2. Objects must be manifold - no shared edges. A mesh is non-manifold if it has edges that are shared between more than two faces. In Design 3D, you can identify non-manifold edges by choosing Select Non-manifold from the Context menu while in Polygon Edit mode.
If you find there are open edges in your object, you will need to correct them. Make sure the surface of the mesh is solid by filling in areas where edges connect to only one face. If there are more than two edges, choose a face to delete or Unweld the edges. Then Weld only two edges back together.
3. Pay careful attention to the maximum size, scale and wall thickness. Incorrectly constructed or scaled models can cause delays and extra costs.
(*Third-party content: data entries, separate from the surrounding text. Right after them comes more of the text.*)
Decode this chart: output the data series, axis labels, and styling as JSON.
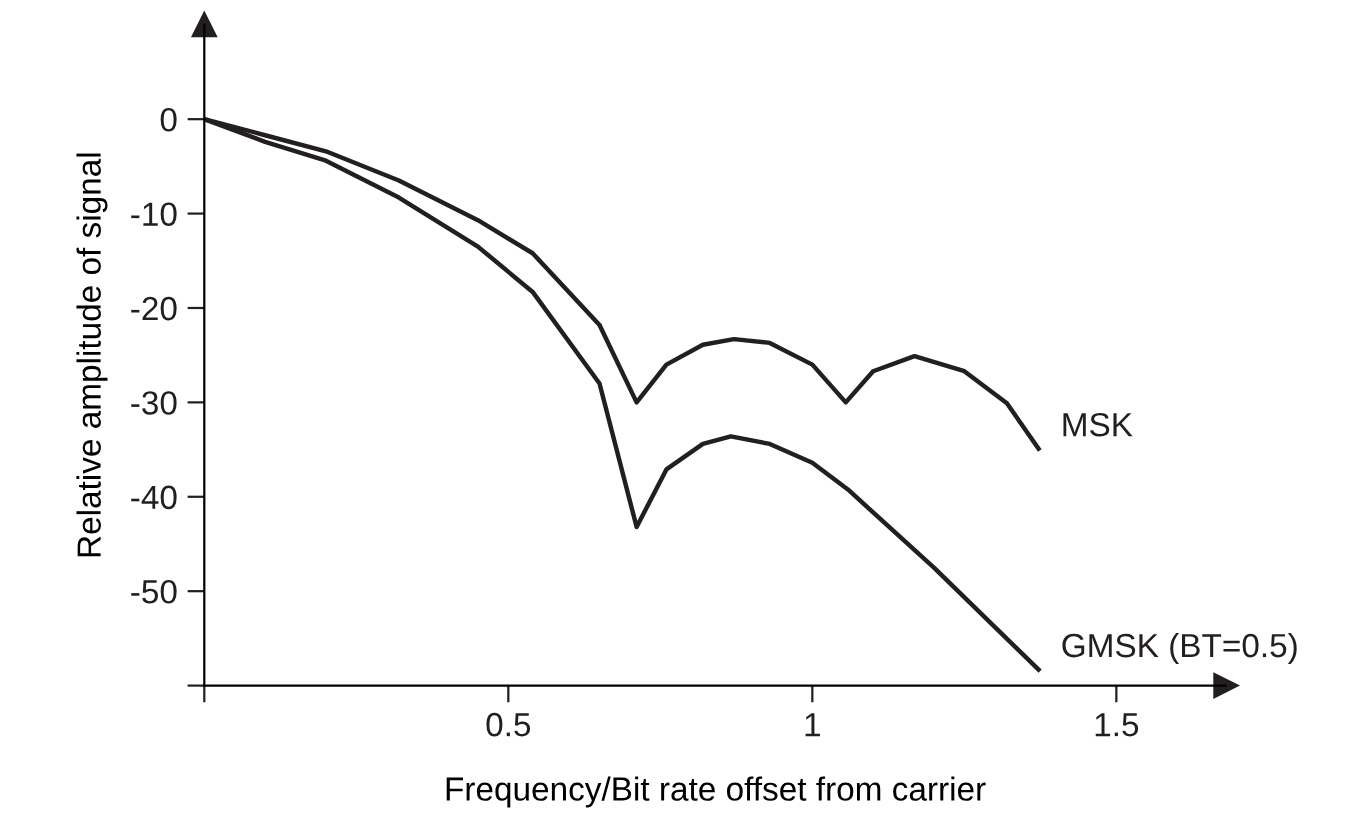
{
  "chart_data": {
    "type": "line",
    "xlabel": "Frequency/Bit rate offset from carrier",
    "ylabel": "Relative amplitude of signal",
    "xlim": [
      0,
      1.68
    ],
    "ylim": [
      -60,
      10
    ],
    "xticks": [
      {
        "value": 0,
        "label": null
      },
      0.5,
      1,
      1.5
    ],
    "yticks": [
      {
        "value": -60,
        "label": null
      },
      {
        "value": -50,
        "label": "-50"
      },
      {
        "value": -40,
        "label": "-40"
      },
      {
        "value": -30,
        "label": "-30"
      },
      {
        "value": -20,
        "label": "-20"
      },
      {
        "value": -10,
        "label": "-10"
      },
      0
    ],
    "grid": false,
    "legend": false,
    "marker": "none",
    "line_style": "solid",
    "series": [
      {
        "name": "MSK",
        "color": "#231f20",
        "x": [
          0,
          0.1,
          0.2,
          0.32,
          0.45,
          0.54,
          0.65,
          0.711,
          0.76,
          0.82,
          0.871,
          0.93,
          1.0,
          1.055,
          1.1,
          1.168,
          1.25,
          1.32,
          1.372
        ],
        "values": [
          0,
          -1.7,
          -3.4,
          -6.5,
          -10.7,
          -14.2,
          -21.8,
          -30,
          -26,
          -23.9,
          -23.3,
          -23.7,
          -26,
          -30,
          -26.7,
          -25.1,
          -26.7,
          -30.1,
          -34.9
        ]
      },
      {
        "name": "GMSK (BT=0.5)",
        "color": "#231f20",
        "x": [
          0,
          0.1,
          0.2,
          0.32,
          0.45,
          0.54,
          0.65,
          0.711,
          0.76,
          0.82,
          0.866,
          0.93,
          1.0,
          1.058,
          1.2,
          1.372
        ],
        "values": [
          0,
          -2.4,
          -4.4,
          -8.3,
          -13.5,
          -18.3,
          -28,
          -43.2,
          -37.1,
          -34.4,
          -33.6,
          -34.4,
          -36.4,
          -39.2,
          -47.5,
          -58.3
        ]
      }
    ]
  }
}
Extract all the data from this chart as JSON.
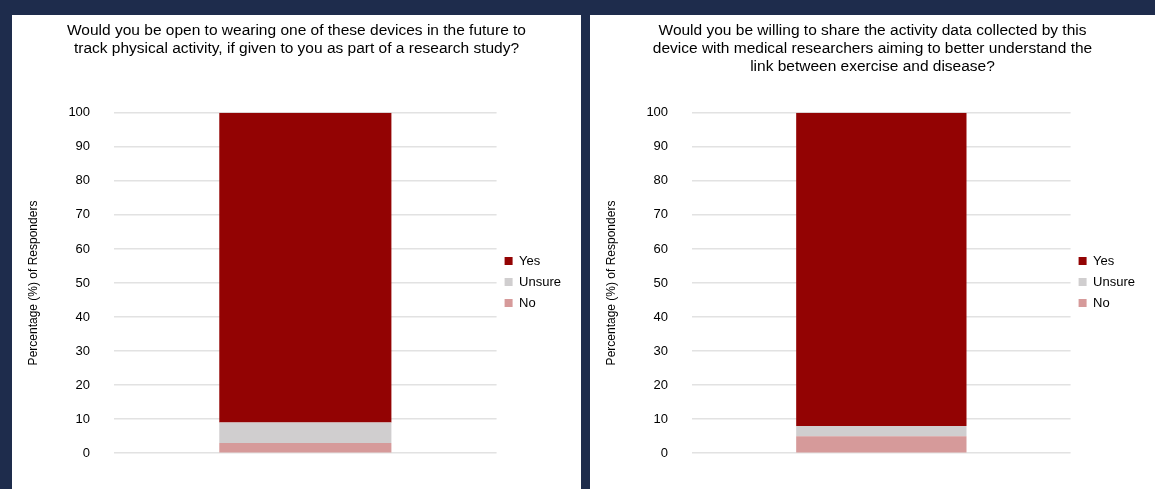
{
  "chart_data": [
    {
      "type": "bar",
      "title": "Would you be open to wearing one of these devices in the future to track physical activity, if given to you as part of a research study?",
      "ylabel": "Percentage (%) of Responders",
      "categories": [
        null
      ],
      "stacked": true,
      "series": [
        {
          "name": "No",
          "color": "#d69a9a",
          "values": [
            3
          ]
        },
        {
          "name": "Unsure",
          "color": "#d0cecf",
          "values": [
            6
          ]
        },
        {
          "name": "Yes",
          "color": "#930303",
          "values": [
            91
          ]
        }
      ],
      "ylim": [
        0,
        100
      ],
      "yticks": [
        0,
        10,
        20,
        30,
        40,
        50,
        60,
        70,
        80,
        90,
        100
      ],
      "grid": "y",
      "legend": "right"
    },
    {
      "type": "bar",
      "title": "Would you be willing to share the activity data collected by this device with medical researchers aiming to better understand the link between exercise and disease?",
      "ylabel": "Percentage (%) of Responders",
      "categories": [
        null
      ],
      "stacked": true,
      "series": [
        {
          "name": "No",
          "color": "#d69a9a",
          "values": [
            5
          ]
        },
        {
          "name": "Unsure",
          "color": "#d0cecf",
          "values": [
            3
          ]
        },
        {
          "name": "Yes",
          "color": "#930303",
          "values": [
            92
          ]
        }
      ],
      "ylim": [
        0,
        100
      ],
      "yticks": [
        0,
        10,
        20,
        30,
        40,
        50,
        60,
        70,
        80,
        90,
        100
      ],
      "grid": "y",
      "legend": "right"
    }
  ]
}
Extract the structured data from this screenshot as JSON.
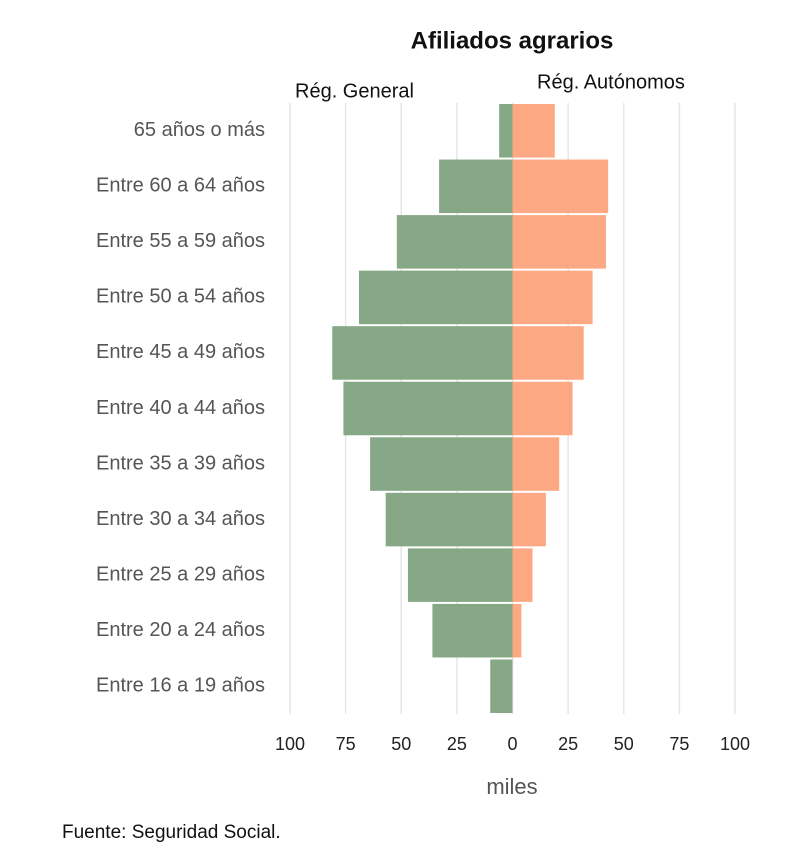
{
  "chart_data": {
    "type": "pyramid",
    "title": "Afiliados agrarios",
    "categories": [
      "65 años o más",
      "Entre 60 a 64 años",
      "Entre 55 a 59 años",
      "Entre 50 a 54 años",
      "Entre 45 a 49 años",
      "Entre 40 a 44 años",
      "Entre 35 a 39 años",
      "Entre 30 a 34 años",
      "Entre 25 a 29 años",
      "Entre 20 a 24 años",
      "Entre 16 a 19 años"
    ],
    "series": [
      {
        "name": "Rég. General",
        "color": "#87a887",
        "values": [
          -6,
          -33,
          -52,
          -69,
          -81,
          -76,
          -64,
          -57,
          -47,
          -36,
          -10
        ]
      },
      {
        "name": "Rég. Autónomos",
        "color": "#fca882",
        "values": [
          19,
          43,
          42,
          36,
          32,
          27,
          21,
          15,
          9,
          4,
          0
        ]
      }
    ],
    "xlim": [
      -100,
      100
    ],
    "xticks": [
      {
        "value": -100,
        "label": "100"
      },
      {
        "value": -75,
        "label": "75"
      },
      {
        "value": -50,
        "label": "50"
      },
      {
        "value": -25,
        "label": "25"
      },
      0,
      25,
      50,
      75,
      100
    ],
    "xlabel": "miles",
    "grid": true,
    "source": "Fuente: Seguridad Social."
  }
}
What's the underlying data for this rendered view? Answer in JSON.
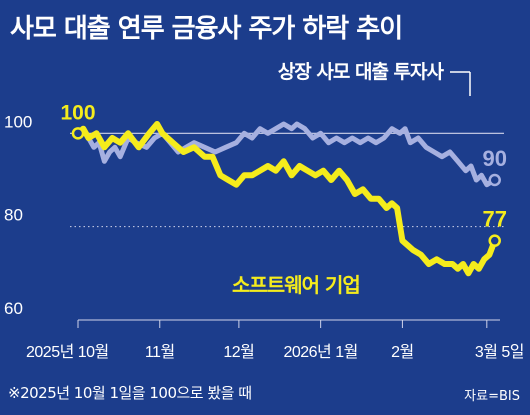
{
  "title": "사모 대출 연루 금융사 주가 하락 추이",
  "footnote": "※2025년 10월 1일을 100으로 봤을 때",
  "source": "자료=BIS",
  "colors": {
    "background": "#1c3d8c",
    "series_investor": "#a6b0e0",
    "series_software": "#f5ec1c",
    "text": "#ffffff",
    "grid": "#d0d4ea"
  },
  "chart_data": {
    "type": "line",
    "title": "사모 대출 연루 금융사 주가 하락 추이",
    "xlabel": "",
    "ylabel": "",
    "ylim": [
      60,
      105
    ],
    "xlim": [
      "2025-10-01",
      "2026-03-10"
    ],
    "yticks": [
      60,
      80,
      100
    ],
    "ytick_labels": [
      "60",
      "80",
      "100"
    ],
    "xtick_labels": [
      {
        "x": "2025-10-01",
        "label": "2025년 10월"
      },
      {
        "x": "2025-11-01",
        "label": "11월"
      },
      {
        "x": "2025-12-01",
        "label": "12월"
      },
      {
        "x": "2026-01-01",
        "label": "2026년 1월"
      },
      {
        "x": "2026-02-01",
        "label": "2월"
      },
      {
        "x": "2026-03-05",
        "label": "3월 5일"
      }
    ],
    "grid": "dotted horizontal at 80 and 100",
    "series": [
      {
        "name": "상장 사모 대출 투자사",
        "color": "#a6b0e0",
        "start_label": "100",
        "end_label": "90",
        "points": [
          [
            "2025-10-01",
            100
          ],
          [
            "2025-10-04",
            100
          ],
          [
            "2025-10-07",
            97
          ],
          [
            "2025-10-09",
            98
          ],
          [
            "2025-10-11",
            94
          ],
          [
            "2025-10-13",
            96
          ],
          [
            "2025-10-15",
            97
          ],
          [
            "2025-10-17",
            95
          ],
          [
            "2025-10-20",
            99
          ],
          [
            "2025-10-23",
            98
          ],
          [
            "2025-10-27",
            97
          ],
          [
            "2025-10-30",
            99
          ],
          [
            "2025-11-02",
            100
          ],
          [
            "2025-11-05",
            98
          ],
          [
            "2025-11-08",
            96
          ],
          [
            "2025-11-11",
            97
          ],
          [
            "2025-11-14",
            98
          ],
          [
            "2025-11-18",
            97
          ],
          [
            "2025-11-22",
            96
          ],
          [
            "2025-11-26",
            97
          ],
          [
            "2025-11-30",
            98
          ],
          [
            "2025-12-03",
            100
          ],
          [
            "2025-12-06",
            99
          ],
          [
            "2025-12-09",
            101
          ],
          [
            "2025-12-12",
            100
          ],
          [
            "2025-12-15",
            101
          ],
          [
            "2025-12-18",
            102
          ],
          [
            "2025-12-21",
            101
          ],
          [
            "2025-12-23",
            102
          ],
          [
            "2025-12-26",
            101
          ],
          [
            "2025-12-29",
            99
          ],
          [
            "2026-01-01",
            100
          ],
          [
            "2026-01-04",
            98
          ],
          [
            "2026-01-07",
            99
          ],
          [
            "2026-01-10",
            98
          ],
          [
            "2026-01-13",
            99
          ],
          [
            "2026-01-16",
            98
          ],
          [
            "2026-01-19",
            99
          ],
          [
            "2026-01-22",
            98
          ],
          [
            "2026-01-25",
            99
          ],
          [
            "2026-01-28",
            101
          ],
          [
            "2026-01-31",
            100
          ],
          [
            "2026-02-02",
            101
          ],
          [
            "2026-02-04",
            98
          ],
          [
            "2026-02-07",
            99
          ],
          [
            "2026-02-10",
            97
          ],
          [
            "2026-02-13",
            96
          ],
          [
            "2026-02-16",
            95
          ],
          [
            "2026-02-19",
            96
          ],
          [
            "2026-02-22",
            94
          ],
          [
            "2026-02-25",
            92
          ],
          [
            "2026-02-27",
            93
          ],
          [
            "2026-03-01",
            90
          ],
          [
            "2026-03-03",
            91
          ],
          [
            "2026-03-05",
            89
          ],
          [
            "2026-03-08",
            90
          ]
        ]
      },
      {
        "name": "소프트웨어 기업",
        "color": "#f5ec1c",
        "start_label": "",
        "end_label": "77",
        "points": [
          [
            "2025-10-01",
            100
          ],
          [
            "2025-10-03",
            101
          ],
          [
            "2025-10-05",
            99
          ],
          [
            "2025-10-08",
            100
          ],
          [
            "2025-10-11",
            97
          ],
          [
            "2025-10-14",
            99
          ],
          [
            "2025-10-17",
            98
          ],
          [
            "2025-10-20",
            100
          ],
          [
            "2025-10-24",
            97
          ],
          [
            "2025-10-28",
            100
          ],
          [
            "2025-10-31",
            102
          ],
          [
            "2025-11-02",
            100
          ],
          [
            "2025-11-06",
            98
          ],
          [
            "2025-11-10",
            96
          ],
          [
            "2025-11-14",
            97
          ],
          [
            "2025-11-18",
            95
          ],
          [
            "2025-11-21",
            95
          ],
          [
            "2025-11-24",
            91
          ],
          [
            "2025-11-27",
            90
          ],
          [
            "2025-11-30",
            89
          ],
          [
            "2025-12-03",
            91
          ],
          [
            "2025-12-06",
            91
          ],
          [
            "2025-12-09",
            92
          ],
          [
            "2025-12-12",
            93
          ],
          [
            "2025-12-15",
            92
          ],
          [
            "2025-12-18",
            94
          ],
          [
            "2025-12-21",
            91
          ],
          [
            "2025-12-24",
            93
          ],
          [
            "2025-12-27",
            92
          ],
          [
            "2025-12-30",
            91
          ],
          [
            "2026-01-02",
            92
          ],
          [
            "2026-01-05",
            90
          ],
          [
            "2026-01-08",
            92
          ],
          [
            "2026-01-11",
            90
          ],
          [
            "2026-01-14",
            87
          ],
          [
            "2026-01-17",
            88
          ],
          [
            "2026-01-20",
            86
          ],
          [
            "2026-01-23",
            86
          ],
          [
            "2026-01-26",
            84
          ],
          [
            "2026-01-28",
            85
          ],
          [
            "2026-01-30",
            84
          ],
          [
            "2026-02-01",
            77
          ],
          [
            "2026-02-03",
            76
          ],
          [
            "2026-02-05",
            75
          ],
          [
            "2026-02-08",
            74
          ],
          [
            "2026-02-11",
            72
          ],
          [
            "2026-02-14",
            73
          ],
          [
            "2026-02-17",
            72
          ],
          [
            "2026-02-20",
            72
          ],
          [
            "2026-02-22",
            71
          ],
          [
            "2026-02-24",
            72
          ],
          [
            "2026-02-26",
            70
          ],
          [
            "2026-02-28",
            72
          ],
          [
            "2026-03-02",
            71
          ],
          [
            "2026-03-04",
            73
          ],
          [
            "2026-03-06",
            74
          ],
          [
            "2026-03-08",
            77
          ]
        ]
      }
    ],
    "annotations": [
      {
        "text": "상장 사모 대출 투자사",
        "series": 0
      },
      {
        "text": "소프트웨어 기업",
        "series": 1
      }
    ]
  }
}
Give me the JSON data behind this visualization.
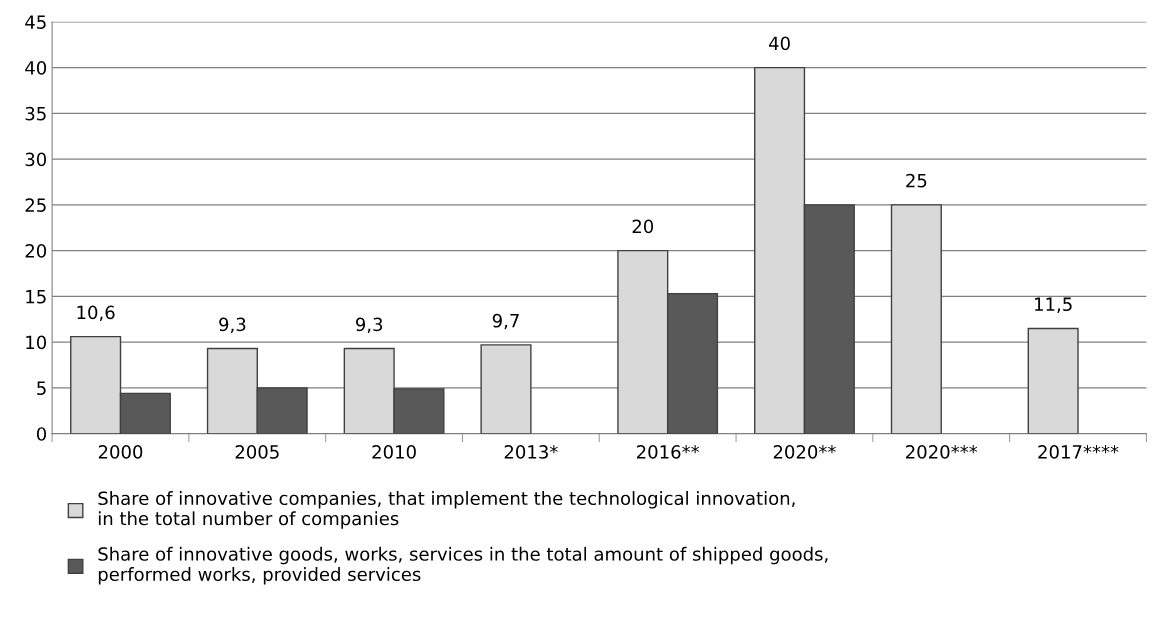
{
  "chart_data": {
    "type": "bar",
    "categories": [
      "2000",
      "2005",
      "2010",
      "2013*",
      "2016**",
      "2020**",
      "2020***",
      "2017****"
    ],
    "series": [
      {
        "name": "Share of innovative companies, that implement the technological innovation,\nin the total number of companies",
        "color": "#d9d9d9",
        "values": [
          10.6,
          9.3,
          9.3,
          9.7,
          20,
          40,
          25,
          11.5
        ],
        "value_labels": [
          "10,6",
          "9,3",
          "9,3",
          "9,7",
          "20",
          "40",
          "25",
          "11,5"
        ]
      },
      {
        "name": "Share of innovative goods, works, services in the total amount of shipped goods,\nperformed works, provided services",
        "color": "#595959",
        "values": [
          4.4,
          5.0,
          4.9,
          null,
          15.3,
          25,
          null,
          null
        ]
      }
    ],
    "ylim": [
      0,
      45
    ],
    "yticks": [
      0,
      5,
      10,
      15,
      20,
      25,
      30,
      35,
      40,
      45
    ],
    "grid": "y",
    "legend": "bottom"
  }
}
The optimum size of your object and the minimum wall thickness depend on the 3D printer, the production method and the material that you are planning to use. Wall thickness is important - it needs to be thick enough to support the the object once printed, but minimized to reduce cost. Thickness and size must conform to the 3D printer's requirements.
Design 3D's basic unit of measure is the point - so you will need to work out the scale factor between Design 3D and the 3D printer. There is a very informative discussion about this on the StrataCafe.com: http://www.stratacafe.com/forum/topic.asp?TOPIC_ID=13913
4. Correct normals. All surfaces of your model should have their normals pointing in the correct direction. Inverted normals can cause problems with 3D printing (as well as rendering anomalies). Inverted surface normals can occur when importing files from other applications, during polygon editing, etc.
To find and correct an inverted normal in Design 3D, set the object to One-sided in the Object Properties palette. Next, turn on Backface Culling from the Scripting menu or Preferences dialog. Any inverted normals will be invisible - you will be able to see through them in the modeling window.
To correct an inverted normal, go to Polygon Edit mode. Select the inverted normals, and then use the Flip command from the Context menu.